Image Recognition with the Salesforce Einstein API and an Amazon Echo

February 5, 2017 by Andrew Fawcett 24 Comments

AI services are becoming more and more accessible to developers than ever before. Salesforce acquired Metamind last year and made some big announcements at Dreamforce 2016. Like many developers, i was keen to find out about its API. The answer at the time was “check back with us next year!”.

pipa With Spring’17 that question has been answered. At least thus far as regards to image recognition, with the availability of Salesforce Einstein Predictive Vision Service (Pilot). The pilot is open to the public and is free to signup.

True AI consists of recognition, be that visual or spoken, performing actions and the final most critical peace, learning. This blog explores the spoken and visual recognition peace further, with the added help of Flow for performing practically any action you can envision!

You may recall a blog from last year relating to integrating Salesforce with Amazon Echo. To explore the new Einstein API, I decided to leverage that work further. In order to trigger recognition of my pictures from Alexa. Also the Salesforce Flow usage enabled easy extensibility via custom Apex Actions. Thus the Einstein Apex Action was born! After a small bit of code and some configuration i had a working voice activated image recognition demo up and running.

The following diagram breaks down what just happened in the video above. Followed by a deeper walk through of the Predictive Vision Service and how to call it.

amazonechoandeinstein

Using Salesforce1 Mobile app I uploaded an image using the Files feature.
Salesforce stores this in the ContentVersion object for later querying (step 6).
Using the Alexa skill, called Einstein, i was able to “Ask Einstein about my photo”
This NodeJS skill runs on Amazon and simply routes requests to Salesforce Flow
Spoken terms are passed through to a named Flow via the Flow API.
The Flow is simple in this case, it queries the ContentVersion for the latest upload.
The Flow then calls the Einstein Apex Action which in turn calls the Einstein REST API via Apex (more on this later). Finally a Flow assignment takes the resulting prediction of what the images is actually of, and uses it to build a spoken response.

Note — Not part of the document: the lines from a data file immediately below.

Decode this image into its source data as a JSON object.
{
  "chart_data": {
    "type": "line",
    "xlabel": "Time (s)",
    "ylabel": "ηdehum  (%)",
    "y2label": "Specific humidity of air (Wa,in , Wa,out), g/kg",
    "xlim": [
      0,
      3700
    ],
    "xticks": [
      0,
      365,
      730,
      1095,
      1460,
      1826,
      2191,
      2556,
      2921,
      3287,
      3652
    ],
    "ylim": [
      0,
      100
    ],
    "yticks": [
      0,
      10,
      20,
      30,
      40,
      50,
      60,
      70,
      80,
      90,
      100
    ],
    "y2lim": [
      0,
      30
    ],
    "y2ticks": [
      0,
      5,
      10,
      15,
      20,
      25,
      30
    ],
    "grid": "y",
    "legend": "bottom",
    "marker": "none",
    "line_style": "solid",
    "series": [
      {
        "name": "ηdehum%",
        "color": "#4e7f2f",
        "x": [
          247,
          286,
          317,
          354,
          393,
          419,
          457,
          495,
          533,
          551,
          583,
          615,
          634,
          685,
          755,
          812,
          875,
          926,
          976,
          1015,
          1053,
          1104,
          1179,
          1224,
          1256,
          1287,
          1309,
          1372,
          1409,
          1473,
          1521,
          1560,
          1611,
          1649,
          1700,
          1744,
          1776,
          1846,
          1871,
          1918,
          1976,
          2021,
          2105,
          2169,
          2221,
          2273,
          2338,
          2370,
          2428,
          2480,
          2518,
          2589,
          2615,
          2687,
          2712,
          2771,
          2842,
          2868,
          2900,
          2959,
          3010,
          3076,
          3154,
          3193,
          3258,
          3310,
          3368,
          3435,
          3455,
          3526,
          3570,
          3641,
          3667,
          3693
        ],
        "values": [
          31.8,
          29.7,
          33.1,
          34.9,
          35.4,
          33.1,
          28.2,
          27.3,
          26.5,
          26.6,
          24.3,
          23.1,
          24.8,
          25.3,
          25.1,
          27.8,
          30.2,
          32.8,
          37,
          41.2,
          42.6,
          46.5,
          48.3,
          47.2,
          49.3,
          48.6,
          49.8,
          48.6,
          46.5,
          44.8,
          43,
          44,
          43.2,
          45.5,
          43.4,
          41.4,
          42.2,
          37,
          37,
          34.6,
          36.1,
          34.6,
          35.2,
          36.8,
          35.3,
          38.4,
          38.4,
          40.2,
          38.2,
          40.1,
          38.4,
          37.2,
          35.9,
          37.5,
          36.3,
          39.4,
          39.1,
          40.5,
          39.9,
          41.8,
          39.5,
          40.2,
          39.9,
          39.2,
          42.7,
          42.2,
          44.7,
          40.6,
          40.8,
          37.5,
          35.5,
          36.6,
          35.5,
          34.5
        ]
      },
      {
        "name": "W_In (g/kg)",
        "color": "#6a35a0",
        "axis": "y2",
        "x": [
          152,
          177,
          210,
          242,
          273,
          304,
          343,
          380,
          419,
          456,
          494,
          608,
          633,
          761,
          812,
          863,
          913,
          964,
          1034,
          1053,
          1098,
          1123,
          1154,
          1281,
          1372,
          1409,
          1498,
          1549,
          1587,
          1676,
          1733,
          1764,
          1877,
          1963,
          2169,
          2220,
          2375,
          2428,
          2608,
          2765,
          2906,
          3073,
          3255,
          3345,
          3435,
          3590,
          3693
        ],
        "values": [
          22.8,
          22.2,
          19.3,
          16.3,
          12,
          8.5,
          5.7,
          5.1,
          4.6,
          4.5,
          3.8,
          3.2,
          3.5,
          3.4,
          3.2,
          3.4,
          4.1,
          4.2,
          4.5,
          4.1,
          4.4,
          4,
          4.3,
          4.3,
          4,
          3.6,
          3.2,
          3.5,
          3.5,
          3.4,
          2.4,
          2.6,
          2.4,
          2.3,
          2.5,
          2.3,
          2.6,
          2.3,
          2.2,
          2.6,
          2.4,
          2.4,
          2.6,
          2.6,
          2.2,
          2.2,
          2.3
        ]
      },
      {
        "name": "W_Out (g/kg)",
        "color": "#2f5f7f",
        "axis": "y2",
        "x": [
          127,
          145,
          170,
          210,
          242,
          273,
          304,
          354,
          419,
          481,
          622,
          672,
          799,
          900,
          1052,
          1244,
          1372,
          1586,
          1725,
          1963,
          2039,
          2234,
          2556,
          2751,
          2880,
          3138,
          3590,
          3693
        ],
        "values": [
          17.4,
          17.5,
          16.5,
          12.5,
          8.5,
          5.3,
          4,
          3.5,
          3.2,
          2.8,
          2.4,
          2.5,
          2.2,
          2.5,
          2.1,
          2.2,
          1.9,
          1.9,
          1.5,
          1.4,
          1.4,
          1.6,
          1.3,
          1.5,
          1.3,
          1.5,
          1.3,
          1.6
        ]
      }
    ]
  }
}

Standard Example: The above example is exposing the Einstein API in an Apex Action, this is purely to integrate with the Amazon Echo use case. The pilot documentation walks you through an standalone Apex and Visualforce example to get you started.

How does theEinstein Predictive Vision Service API work?

revaflintsilver The service introduces a few new terms to get your head round. Firstly a dataset is a named container for the types of images (labels) you want to recognise. The demo above uses a predefined dataset and model. A model is the output from the process of taking examples of each of your data sets labels and processing them (training). Initiating this process is pretty easy, you just make a REST API call with your dataset ID. All the recognition magic is behind the scenes, you just poll for when its done. All you have to do is test the model with other images. The service returns ranked predictions (using the datasets labels) on what it thinks your picture is of. When i ran the pictures above of my family dogs, for the first time i was pretty impressed that it detected the breeds.

While quite fiddly at times, it is also well worth the walking through how to setup your own image datasets and training to get a hands on example of the above.

How do i call the Einstein API from Apex?

Salesforce saved me the trouble of wrapping the REST API in Apex and have started an Apex wrapper here in this GitHub repo. When you signup you get private key file you have to upload into Salesforce to authenticate the calls. Currently the private key file the pilot gives you seems to be scoped by your org users associated email address.

public with sharing class EinsteinAction {

    public class Prediction {
        @InvocableVariable
        public String label;
        @InvocableVariable
        public Double probability;
    }

    @InvocableMethod(label='Classify the given files' description='Calls the Einsten API to classify the given ContentVersion files.')
    public static List<EinsteinAction.Prediction> classifyFiles(List<ID> contentVersionIds) {
        String access_token = new VisionController().getAccessToken();
        ContentVersion content = [SELECT Title,VersionData FROM ContentVersion where Id in :contentVersionIds LIMIT 1];
        List<EinsteinAction.Prediction> predictions = new List<EinsteinAction.Prediction>();
        for(Vision.Prediction vp : Vision.predictBlob(content.VersionData, access_token, 'GeneralImageClassifier')) {
            EinsteinAction.Prediction p = new EinsteinAction.Prediction();
            p.label = vp.label;
            p.probability = vp.probability;
            predictions.add(p);
            break; // Just take the most probable
        }
        return predictions;
    }
}

NOTE: The above method is only handling the first file passed in the parameter list, the minimum needed for this demo. To bulkify you can remove the limit in the SOQL and ideally put the file ID back in the response. It might also be useful to expose the other predictions and not just the first one.

The VisionController and Vision Apex classes from the GitHub repo are used in the above code. It looks like the repo is still very much WIP so i would expect the API to change a bit. They also assume that you have followed the standalone example tutorial here.

Summary

This initial API has made it pretty easy to access a key part of AI with what is essentially only a handful of simple REST API calls. I’m looking forward to seeing where this goes and where Salesforce goes next with future AI services.